CP2020 uses an open ended roll, so it's a 'latent' dice pool, but it does incorporate the quantity and quality fairly well.  There are other limitations, of course.  Without cybergear, the absolute limit on abilities is 10, as I recall, and a DR of 20 is "difficult".  So with maximum ability, you would hit 20 (obviously) 10% of the time, barring other modifiers.  For attacks, this makes a difference when firing full auto; each point above the attack roll is another hit on a full auto burst.  It is easy enough to add the extra points as damage for other weapons, however, giving the resolution roll a quality aspect as well.

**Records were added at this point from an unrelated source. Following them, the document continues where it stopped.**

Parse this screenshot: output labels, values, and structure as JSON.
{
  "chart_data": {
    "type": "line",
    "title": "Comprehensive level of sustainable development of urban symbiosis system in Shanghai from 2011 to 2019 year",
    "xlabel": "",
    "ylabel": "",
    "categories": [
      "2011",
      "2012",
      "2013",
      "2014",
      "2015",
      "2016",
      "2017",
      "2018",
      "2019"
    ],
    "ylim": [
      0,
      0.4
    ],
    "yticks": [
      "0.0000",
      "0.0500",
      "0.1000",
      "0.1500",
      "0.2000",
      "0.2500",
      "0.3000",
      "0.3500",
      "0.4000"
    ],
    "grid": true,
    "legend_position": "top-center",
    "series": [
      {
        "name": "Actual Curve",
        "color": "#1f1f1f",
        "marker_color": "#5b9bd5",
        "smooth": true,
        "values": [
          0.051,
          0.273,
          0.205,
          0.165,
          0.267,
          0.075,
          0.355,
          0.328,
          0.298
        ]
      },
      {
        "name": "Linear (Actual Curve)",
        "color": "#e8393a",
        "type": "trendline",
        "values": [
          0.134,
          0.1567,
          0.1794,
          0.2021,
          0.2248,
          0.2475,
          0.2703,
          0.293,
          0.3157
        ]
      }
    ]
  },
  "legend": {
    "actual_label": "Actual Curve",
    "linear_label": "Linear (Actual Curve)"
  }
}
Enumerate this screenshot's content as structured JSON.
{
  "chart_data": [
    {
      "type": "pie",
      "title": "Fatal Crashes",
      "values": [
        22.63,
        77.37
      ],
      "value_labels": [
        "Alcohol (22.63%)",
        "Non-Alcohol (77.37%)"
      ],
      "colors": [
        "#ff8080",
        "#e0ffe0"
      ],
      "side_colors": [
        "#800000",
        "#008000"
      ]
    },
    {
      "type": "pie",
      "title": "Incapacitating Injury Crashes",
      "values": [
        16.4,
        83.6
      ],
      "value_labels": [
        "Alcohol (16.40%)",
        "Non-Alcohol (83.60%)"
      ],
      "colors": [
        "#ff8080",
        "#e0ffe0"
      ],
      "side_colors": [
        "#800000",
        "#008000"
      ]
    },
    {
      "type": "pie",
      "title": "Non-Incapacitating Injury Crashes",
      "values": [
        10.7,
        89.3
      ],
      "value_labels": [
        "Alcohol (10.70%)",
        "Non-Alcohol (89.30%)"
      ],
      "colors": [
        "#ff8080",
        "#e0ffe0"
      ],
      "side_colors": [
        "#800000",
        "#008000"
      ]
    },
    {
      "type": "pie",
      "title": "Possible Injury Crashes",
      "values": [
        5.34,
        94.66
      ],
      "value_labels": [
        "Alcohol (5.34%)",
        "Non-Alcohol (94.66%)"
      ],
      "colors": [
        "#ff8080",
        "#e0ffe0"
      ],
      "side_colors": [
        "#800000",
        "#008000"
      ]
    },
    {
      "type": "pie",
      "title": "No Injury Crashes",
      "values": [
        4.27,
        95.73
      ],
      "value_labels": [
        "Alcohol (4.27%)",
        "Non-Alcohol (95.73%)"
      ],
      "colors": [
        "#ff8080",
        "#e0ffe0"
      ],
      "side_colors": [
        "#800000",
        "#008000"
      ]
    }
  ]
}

This wouldn't work for AD&D, 1st or 2nd, because of the delimited armour class.  For 3.x and 4e, however, the excess could be added in to damage, if you felt like working out some kind of open ended roll as in Cyberpunk.  The odds would be quite different, of course, so that would have to be considered.
If you read the above post, you owe me $20 for tutoring fees

\'Let them call me rebel, and welcome, I have no concern for it, but I should suffer the misery of devils, were I to make a whore of my soul.\'
- Thomas Paine
\'Everything doesn\'t need

Simlasa

Doesn't ORE, the One Roll Engine, attempt to do the 'quantity and quality' thing in one pass? Using the height and breadth of the results from the dice pool?
It's been a while since I paid attention to it.
It seems like people were wild for it at first but then I started to here grumbles that it gave some odd results, was too limited... or something. Either way I haven't heard much about it lately.

Bloody Stupid Johnson

Quote from: Zalmoxis;4546341. Are you aware of any games that combine fixed numbers for resolutions with a randomizing element, such as dice? I am referring to a system where the basic mechanic is fixed but radomization is used sparingly or in specific circumstances.

Not specifically aware of any, though there are systems which can be optionally run dicelessly - which could be used to do that. FUDGE or many of Clash's games, for instance.

Quote from: Simlasa;454641Doesn't ORE, the One Roll Engine, attempt to do the 'quantity and quality' thing in one pass? Using the height and breadth of the results from the dice pool?
It's been a while since I paid attention to it.
It seems like people were wild for it at first but then I started to here grumbles that it gave some odd results, was too limited... or something. Either way I haven't heard much about it lately.

ORE is something like that. Looks interesting but only attempted to play this very very briefly - never got as far as an actual combat ....from what I've seen most of the time the 'height' (the actual number being matched) isn't used much. I've heard it said that the odds of success are difficult to adjust by situation - the likelihood of passing something is more about your dice pool than how hard a task is. Also it can't do critical misses since 1s represent shots to your left foot or something.